X-Message-Number: 28156
From: 
Subject: British Columbia Anti-Cryonics Law Update
Date: Fri, 30 Jun 2006 19:00:28 US/Eastern

  The letter from Janet Ricciutti -- who is the 
Executive Director of the British Columbia 
Funeral Service Association -- has provoked 
bgwowk to post comments on another forum which
I have his permission to reproduce.

  People outside British Columbia can easily
be seen only as lobbyists, whereas people living
in British Columbia are seen by officials as 
constituents. And they are also seen as consumers.

  BC's anti-cryonics law was originally designed as 
consumer protection -- to protect consumers from 
predatory marketing. Those lobbying for change from 
outside of the Province can be seen as agents of 
marketing. On the other hand, consumers from within 
British Columbia protesting the lack of accessibility 
to cryonics services are likely to get a much more
favorable response, insofar as these are the 
people the government is supposed to be protecting.

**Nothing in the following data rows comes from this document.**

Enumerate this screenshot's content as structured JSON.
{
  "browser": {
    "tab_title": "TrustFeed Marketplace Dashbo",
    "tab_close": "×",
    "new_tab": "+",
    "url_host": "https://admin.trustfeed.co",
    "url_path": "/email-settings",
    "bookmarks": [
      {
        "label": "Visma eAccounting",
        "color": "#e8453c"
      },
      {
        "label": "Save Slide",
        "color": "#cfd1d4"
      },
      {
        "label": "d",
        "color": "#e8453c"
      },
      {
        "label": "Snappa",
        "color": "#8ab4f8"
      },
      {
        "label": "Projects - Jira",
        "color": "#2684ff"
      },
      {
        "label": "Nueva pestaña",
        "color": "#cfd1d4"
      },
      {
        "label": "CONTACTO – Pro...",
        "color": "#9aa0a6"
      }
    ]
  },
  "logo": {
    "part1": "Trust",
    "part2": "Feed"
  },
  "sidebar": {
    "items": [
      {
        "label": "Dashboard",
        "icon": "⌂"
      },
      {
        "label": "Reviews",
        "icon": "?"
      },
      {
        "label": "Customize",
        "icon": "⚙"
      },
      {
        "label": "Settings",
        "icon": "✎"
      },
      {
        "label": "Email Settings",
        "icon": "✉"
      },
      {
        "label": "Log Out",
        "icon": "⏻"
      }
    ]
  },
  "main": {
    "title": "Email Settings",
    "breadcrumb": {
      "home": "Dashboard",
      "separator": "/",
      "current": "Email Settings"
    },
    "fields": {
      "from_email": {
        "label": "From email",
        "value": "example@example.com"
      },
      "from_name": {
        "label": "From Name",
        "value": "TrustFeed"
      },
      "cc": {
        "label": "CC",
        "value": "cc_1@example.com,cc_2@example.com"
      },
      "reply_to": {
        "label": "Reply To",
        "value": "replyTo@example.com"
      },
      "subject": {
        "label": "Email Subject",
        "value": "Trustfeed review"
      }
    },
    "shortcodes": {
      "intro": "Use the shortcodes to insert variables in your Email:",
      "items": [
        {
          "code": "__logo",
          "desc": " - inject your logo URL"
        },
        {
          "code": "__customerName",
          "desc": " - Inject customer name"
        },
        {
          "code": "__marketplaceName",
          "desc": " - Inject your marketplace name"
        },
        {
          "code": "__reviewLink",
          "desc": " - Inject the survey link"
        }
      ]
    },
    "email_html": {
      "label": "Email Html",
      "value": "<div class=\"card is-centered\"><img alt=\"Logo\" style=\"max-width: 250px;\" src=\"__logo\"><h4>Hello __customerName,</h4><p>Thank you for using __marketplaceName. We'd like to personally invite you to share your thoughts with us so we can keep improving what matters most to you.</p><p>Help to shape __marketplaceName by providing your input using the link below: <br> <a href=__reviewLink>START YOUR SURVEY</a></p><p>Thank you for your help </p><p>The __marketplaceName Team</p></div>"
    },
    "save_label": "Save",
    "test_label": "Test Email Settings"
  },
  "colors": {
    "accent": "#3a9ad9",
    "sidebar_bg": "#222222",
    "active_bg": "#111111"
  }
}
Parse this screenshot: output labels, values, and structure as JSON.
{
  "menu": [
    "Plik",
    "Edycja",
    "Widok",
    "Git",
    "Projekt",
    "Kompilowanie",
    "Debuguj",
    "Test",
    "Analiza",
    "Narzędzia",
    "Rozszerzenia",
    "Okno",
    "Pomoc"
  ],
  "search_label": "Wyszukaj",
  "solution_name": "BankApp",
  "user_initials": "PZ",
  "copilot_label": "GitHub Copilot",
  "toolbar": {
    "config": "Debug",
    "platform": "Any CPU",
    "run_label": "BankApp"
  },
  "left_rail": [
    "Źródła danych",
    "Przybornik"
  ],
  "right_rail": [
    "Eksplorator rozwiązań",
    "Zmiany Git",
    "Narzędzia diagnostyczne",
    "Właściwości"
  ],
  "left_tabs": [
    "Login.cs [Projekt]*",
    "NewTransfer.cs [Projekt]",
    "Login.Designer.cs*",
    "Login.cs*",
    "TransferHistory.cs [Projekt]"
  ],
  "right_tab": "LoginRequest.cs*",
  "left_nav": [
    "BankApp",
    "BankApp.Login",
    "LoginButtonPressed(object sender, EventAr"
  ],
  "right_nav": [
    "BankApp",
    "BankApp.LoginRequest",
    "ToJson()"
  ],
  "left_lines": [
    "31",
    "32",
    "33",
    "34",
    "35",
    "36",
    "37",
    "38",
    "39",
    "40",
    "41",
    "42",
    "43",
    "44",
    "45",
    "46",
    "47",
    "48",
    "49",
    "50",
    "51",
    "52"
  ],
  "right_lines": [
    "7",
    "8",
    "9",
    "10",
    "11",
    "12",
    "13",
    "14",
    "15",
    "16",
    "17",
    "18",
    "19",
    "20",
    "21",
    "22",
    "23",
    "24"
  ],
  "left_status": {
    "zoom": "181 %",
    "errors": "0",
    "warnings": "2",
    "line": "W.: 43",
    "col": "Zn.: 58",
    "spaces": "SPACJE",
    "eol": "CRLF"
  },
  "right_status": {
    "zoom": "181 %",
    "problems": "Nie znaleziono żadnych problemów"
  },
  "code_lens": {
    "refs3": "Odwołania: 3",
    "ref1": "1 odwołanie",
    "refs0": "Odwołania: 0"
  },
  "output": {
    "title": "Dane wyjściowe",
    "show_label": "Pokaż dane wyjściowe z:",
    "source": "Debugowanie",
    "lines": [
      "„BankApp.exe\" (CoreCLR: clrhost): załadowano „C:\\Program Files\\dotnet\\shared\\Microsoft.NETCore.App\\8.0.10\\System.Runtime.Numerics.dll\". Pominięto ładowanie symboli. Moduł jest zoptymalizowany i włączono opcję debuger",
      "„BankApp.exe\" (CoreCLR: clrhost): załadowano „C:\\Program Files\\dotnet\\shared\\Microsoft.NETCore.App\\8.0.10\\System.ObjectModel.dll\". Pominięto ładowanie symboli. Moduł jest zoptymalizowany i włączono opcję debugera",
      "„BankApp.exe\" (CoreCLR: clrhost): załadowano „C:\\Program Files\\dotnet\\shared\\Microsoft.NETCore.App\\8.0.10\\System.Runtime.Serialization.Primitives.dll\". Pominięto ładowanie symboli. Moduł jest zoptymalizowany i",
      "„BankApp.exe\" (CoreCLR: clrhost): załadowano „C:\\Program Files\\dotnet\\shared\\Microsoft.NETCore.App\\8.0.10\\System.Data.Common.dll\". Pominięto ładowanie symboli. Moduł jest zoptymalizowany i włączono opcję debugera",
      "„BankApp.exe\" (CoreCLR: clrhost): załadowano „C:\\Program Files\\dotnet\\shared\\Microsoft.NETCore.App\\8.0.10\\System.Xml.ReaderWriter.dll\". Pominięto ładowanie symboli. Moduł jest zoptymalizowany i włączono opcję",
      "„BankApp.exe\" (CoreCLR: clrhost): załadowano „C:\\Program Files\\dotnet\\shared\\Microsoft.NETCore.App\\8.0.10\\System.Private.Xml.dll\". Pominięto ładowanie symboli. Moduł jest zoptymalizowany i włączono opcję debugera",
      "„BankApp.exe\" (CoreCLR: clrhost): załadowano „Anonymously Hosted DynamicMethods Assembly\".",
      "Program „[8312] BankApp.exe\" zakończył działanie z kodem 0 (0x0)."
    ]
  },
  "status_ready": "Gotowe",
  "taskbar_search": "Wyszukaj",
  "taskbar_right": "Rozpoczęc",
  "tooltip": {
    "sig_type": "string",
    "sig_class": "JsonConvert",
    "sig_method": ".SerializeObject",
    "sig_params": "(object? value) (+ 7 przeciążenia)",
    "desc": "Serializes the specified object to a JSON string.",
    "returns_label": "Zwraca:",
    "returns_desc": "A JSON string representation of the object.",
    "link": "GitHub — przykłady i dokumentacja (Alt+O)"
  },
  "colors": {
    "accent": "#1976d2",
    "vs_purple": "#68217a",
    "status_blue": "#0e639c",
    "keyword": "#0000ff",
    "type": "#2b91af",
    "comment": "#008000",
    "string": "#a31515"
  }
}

   I have been encouraging everyone to write to 
BC officials, particularly those in BC. But the 
advice of bgwowk seems to be that the writing 
should come entirely from people in British Columbia 
and that lobbying from those outside of BC is
counterproductive. I can empathize with this, but
I don't seem to have had much effect on getting
many people from anywhere to write. If cryonicists
living in BC would get in the habit of periodically
writing BC officials to protest limitations
on access to cryonics services, it would be of
great benefit to all BC cryonicists as well as
to cryonicists everywhere insofar as British
Columbia is setting a terrible example which others
may be tempted to emulate when and if the next Ted 
Williams-type media circus happens.

                            -- Ben Best 

  bgwowk wrote:

> Ben, I think you are missing the key revelation of her letter. I believe it
> is this:
>
>       Quote:
>
> >      I have responded to
> >      these telephone calls for the past 15 years and I have never received
> >      one telephone call from either a consumer wishing to obtain these
> >      services from a funeral director or a funeral director requesting
> >      information about purchasing the appropriate supplies or equipment to
> >      provide such a service. The only enquiries and calls I have received
> >      are from the very active lobbyists representing both the US Cryonics
> >      institutes and one or two of their lobbying members.
> 
>
> She feels that she is being pressured by outside commercial interests and
> "their lobbyists" rather than by BC residents actually wanting cryonics
> service. This is not unlike what we recently saw in the JREF cryonics debate
> where there are "consumers to be protected," and any consumer who has
> decided that they want cryonics is no longer a consumer, but part of the
> "cryonics lobby" that consumers need to be protected from.
>
> I think it is vital that people writing BC officials make clear that they
> are BC residents, and that this law interferes with their ability to obtain
> even simple cryonics services from funeral directors such as packing in ice
> and shipping. The apparent prohibition of performance of specific
> preparative services is practically a restriction on freedom of religion for
> those BC residents who believe in this manner of disposition. BC residents
> need to make this very personal to be heard as a local consumer trying to
> gain the cooperation of a specific funeral director rather than being seen
> as a mere "lobbyist for the cryonics industry".